In short, he describes Orchard Valley as a “fully integrated farm. With livestock plus fresh produce, our intention is to make it a closed-loop project; meaning almost everything we used would come from the farm if possible.”
This is certainly an ambitious project, which explains why so few businesses are willing to invest fully in organic farming as the norm rather than the alternative; Que even has his own agronomist and chemist working on the farm, and it’s likely that their services do not come cheap at all.
Que could have already applied for a patent if he so wishes, and the thought may have probably crossed his mind.
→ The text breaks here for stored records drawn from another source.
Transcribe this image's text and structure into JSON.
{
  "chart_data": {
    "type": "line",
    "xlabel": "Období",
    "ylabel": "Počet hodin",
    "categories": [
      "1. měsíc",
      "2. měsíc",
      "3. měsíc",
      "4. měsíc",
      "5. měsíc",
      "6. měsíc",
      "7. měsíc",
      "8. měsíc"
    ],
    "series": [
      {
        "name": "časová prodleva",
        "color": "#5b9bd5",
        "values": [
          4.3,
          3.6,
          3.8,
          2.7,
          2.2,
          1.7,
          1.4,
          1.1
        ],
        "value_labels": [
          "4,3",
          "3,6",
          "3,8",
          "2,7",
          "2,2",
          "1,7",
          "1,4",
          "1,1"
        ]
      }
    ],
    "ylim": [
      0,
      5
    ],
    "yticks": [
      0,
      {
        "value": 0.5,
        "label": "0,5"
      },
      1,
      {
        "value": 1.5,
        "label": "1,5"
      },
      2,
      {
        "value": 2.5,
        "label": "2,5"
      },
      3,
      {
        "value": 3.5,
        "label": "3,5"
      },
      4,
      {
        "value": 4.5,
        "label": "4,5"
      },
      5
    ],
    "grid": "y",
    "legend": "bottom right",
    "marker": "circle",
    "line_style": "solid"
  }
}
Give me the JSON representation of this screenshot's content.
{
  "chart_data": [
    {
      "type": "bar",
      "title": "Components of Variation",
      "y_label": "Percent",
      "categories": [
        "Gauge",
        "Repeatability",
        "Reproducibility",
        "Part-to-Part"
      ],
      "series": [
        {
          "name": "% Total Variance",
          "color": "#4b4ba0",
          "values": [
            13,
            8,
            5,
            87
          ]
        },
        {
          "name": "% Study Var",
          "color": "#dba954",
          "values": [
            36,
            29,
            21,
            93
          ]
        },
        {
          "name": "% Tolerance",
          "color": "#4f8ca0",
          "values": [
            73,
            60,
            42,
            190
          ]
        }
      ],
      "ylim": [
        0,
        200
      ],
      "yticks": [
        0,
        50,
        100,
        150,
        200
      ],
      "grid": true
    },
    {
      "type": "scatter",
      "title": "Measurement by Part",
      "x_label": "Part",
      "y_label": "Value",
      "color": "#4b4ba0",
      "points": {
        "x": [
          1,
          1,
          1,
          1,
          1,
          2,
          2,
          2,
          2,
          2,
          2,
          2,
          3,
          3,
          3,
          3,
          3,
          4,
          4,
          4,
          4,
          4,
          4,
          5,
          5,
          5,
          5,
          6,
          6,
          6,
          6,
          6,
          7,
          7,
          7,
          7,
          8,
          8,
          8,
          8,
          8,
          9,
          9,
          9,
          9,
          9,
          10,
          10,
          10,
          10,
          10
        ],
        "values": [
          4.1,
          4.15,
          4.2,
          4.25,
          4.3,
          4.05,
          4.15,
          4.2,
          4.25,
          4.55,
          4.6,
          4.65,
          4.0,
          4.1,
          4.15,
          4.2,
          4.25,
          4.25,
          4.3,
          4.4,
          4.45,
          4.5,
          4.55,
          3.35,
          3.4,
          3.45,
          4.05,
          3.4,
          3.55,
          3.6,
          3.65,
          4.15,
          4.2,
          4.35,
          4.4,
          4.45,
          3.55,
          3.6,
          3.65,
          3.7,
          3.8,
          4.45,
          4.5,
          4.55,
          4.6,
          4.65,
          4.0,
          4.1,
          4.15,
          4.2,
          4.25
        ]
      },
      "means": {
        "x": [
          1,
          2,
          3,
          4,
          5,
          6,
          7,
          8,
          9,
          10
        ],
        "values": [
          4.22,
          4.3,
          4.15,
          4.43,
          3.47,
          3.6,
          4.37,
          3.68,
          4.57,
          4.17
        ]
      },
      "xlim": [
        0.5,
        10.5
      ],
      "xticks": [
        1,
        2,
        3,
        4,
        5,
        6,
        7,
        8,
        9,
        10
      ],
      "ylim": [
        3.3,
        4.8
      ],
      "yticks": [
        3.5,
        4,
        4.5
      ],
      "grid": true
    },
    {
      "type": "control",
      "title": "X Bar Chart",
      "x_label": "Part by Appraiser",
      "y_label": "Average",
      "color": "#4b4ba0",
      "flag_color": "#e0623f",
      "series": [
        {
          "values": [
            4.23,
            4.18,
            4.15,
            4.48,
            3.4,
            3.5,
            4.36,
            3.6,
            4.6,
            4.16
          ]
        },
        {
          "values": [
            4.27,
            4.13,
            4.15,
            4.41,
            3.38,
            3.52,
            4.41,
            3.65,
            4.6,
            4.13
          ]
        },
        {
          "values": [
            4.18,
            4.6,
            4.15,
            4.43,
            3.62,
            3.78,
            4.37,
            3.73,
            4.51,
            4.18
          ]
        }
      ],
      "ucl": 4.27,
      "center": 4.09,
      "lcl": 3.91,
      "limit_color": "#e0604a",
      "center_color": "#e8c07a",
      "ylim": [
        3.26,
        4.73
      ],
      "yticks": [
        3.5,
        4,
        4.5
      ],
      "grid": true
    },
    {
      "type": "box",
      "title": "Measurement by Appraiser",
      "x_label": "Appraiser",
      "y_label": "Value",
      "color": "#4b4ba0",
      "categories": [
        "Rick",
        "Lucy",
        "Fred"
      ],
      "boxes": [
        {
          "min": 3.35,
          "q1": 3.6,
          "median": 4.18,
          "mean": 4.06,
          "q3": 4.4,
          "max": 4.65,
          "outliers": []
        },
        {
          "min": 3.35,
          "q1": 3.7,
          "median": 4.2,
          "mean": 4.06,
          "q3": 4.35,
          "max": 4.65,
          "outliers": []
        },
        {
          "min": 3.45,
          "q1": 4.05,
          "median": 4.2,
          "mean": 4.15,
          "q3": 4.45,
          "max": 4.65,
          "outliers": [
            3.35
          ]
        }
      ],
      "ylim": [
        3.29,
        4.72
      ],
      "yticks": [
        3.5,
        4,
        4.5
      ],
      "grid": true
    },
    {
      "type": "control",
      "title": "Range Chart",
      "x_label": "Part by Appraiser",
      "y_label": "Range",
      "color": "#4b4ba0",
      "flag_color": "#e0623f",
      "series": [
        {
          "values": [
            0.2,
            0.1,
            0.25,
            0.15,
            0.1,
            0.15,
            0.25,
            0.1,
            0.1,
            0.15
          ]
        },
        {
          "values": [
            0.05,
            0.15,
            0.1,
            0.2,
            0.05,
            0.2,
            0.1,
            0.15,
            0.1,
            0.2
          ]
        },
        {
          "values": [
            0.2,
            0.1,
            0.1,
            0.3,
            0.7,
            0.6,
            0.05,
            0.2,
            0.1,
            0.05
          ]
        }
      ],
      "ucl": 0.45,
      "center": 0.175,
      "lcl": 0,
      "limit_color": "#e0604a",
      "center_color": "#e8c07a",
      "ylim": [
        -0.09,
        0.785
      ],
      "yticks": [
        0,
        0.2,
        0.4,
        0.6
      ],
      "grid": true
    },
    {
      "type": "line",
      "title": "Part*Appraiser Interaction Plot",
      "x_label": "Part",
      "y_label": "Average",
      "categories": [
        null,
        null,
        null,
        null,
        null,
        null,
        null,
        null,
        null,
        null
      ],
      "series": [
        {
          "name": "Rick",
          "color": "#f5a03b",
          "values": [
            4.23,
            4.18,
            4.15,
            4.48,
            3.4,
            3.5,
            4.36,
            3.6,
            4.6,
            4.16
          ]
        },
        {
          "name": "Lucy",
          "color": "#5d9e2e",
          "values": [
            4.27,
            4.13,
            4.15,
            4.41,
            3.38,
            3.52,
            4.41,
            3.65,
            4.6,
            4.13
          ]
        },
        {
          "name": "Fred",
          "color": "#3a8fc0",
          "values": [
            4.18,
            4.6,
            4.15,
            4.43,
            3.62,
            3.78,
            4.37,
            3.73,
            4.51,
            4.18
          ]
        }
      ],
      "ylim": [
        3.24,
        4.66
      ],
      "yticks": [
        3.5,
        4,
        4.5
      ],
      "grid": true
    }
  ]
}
However, he says that if Orchard Valley is going to uplift the local farming industry as a whole, then they might as well do it together with their fellow farmers.
“Our vision is to grow organic produce & livestock free of poisonous synthetic chemical & our advocacy is to help and teach the farmers to produce products safe for themselves, their customers and their families,” he explained. In hindsight, the decision to stick with “local” varieties of crops to ensure the sustenance of the farm seems appropriate when taken in context of Que’s last statement.
Johnny Que certainly seems confident of the way his vision is unfolding so far: “I believe that the Filipino farmer, if guided properly on organic agriculture, would have more productive farms and better income and eventually be freed from being hostages of the loan sharks and chemical and pesticides companies.”
His last pronouncement certainly sounds grand, but as long as I can get my fill of Italian basil with tomatoes and mozzarella and a filet of olive oil from his farm, then I’m good.